When a company is in merger-and-acquisition mode and has a list of possible takeover targets, its focus is often on revenue, market share, and brand recognition.
However, underlying this is a crucial, often-ignored asset that can significantly sway the final deal: source code.
For a business that is heavily reliant on technology, source code can significantly affect its overall valuation. Whether this is a software-as-a-service business, a mobile app company, or an embedded systems specialist, source code is a crucial part of the equation.
Here are five major ways source code can affect company valuation during an acquisition.
1. Clear Ownership of Source Code Enhances Asset Value
The first question a potential buyer should ask before an acquisition is: Who owns this source code? If a takeover candidate can’t clearly prove ownership of the source code, it’ll have an immediate effect on valuation.
Companies must ensure they have clear, proper documentation of source code ownership. There are a number of issues that can materialize in this regard, such as the following:
- Contractors were not bound by proper IP assignment agreements
- Developers were using third-party code without proper licensing
- There was improper use of open-source code
For example, if a company is using open-source code managed by an organization such as the Free Software Foundation, that organization has specific rules that dictate how the code can be distributed.

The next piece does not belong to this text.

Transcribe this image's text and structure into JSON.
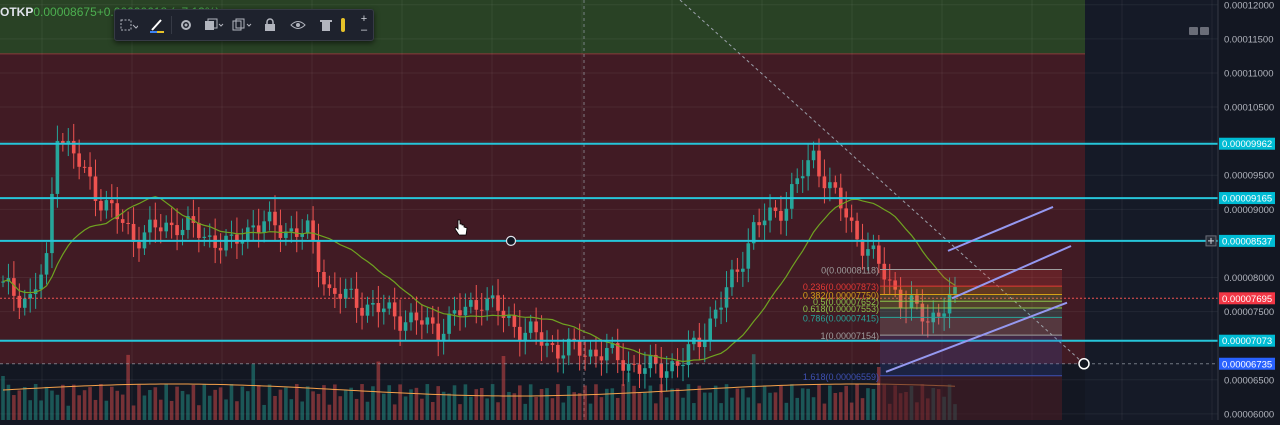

It’s important to consider source code ownership when valuing a company.
2. The Quality of Source Code Can Signal Operational Risks
The quality of a company’s source code is a major indicator of its overall operation. The acquirer may perform technical due diligence, including bringing in third-party specialists, to assess the following:
- Maintainability of the code
- Documentation standards
- Security vulnerabilities
- Scalability of the architecture
If the buyer believes significant restructuring efforts will be required after the acquisition, they may negotiate a lower purchase price to offset the anticipated costs. On the flip side, if the code is clean and the architecture is scalable, a premium takeover offer may be warranted.
During the due diligence process, it’s worth speaking to a source code expert. Such a professional can help buyers and sellers understand the ins and outs of source code and how it can potentially enhance the value of a takeover target.
3. Proprietary Technology Provides Competitive Advantage
Proprietary source code may be the company’s most defensible competitive advantage. If the software contains proprietary algorithms, patented business processes, or highly specialized functionality, it can significantly enhance the acquisition value.
Buyers will often pay a premium for software that’s difficult or impossible to replicate or has an established demand in the marketplace.
4. Scalability and Potential for Integration Impact Growth Potential
The valuation model used in an acquisition is often based on the company’s expected future earnings, not past earnings.
If the system is not scalable or is difficult to integrate with other systems, the growth may be limited. For example, the acquiring company may need to integrate the software with other systems, such as a customer relationship management solution. If the system is well-designed with the right frameworks, the scalability is high. Scalability is good for valuation as well.
If the system is older and needs to be re-engineered to be scalable, the valuation may not be as high as the takeover target expects.
5. Security and Compliance Affect Risk Assessment
Security and compliance have now become major valuation factors for companies.
The source code may pose risks to the buyer. If the target didn’t follow the best practices in source code development, the buyer might be at risk. During the technical due diligence process, the acquiring company may perform security tests to assess risks like outdated libraries, weak encryption, or inadequate access controls.
If the company’s source code poses security risks, the acquiring company may offer lower consideration for the company or may even back out during the due diligence process.
Source code is much more than just a bunch of files stored within a repository. It represents intellectual property, operational infrastructure, competitive differentiation, and growth potential.
For technology-driven companies, coding and intellectual property best practices aren’t just operational. They’re strategic business decisions that impact enterprise value when acquisition opportunities arise.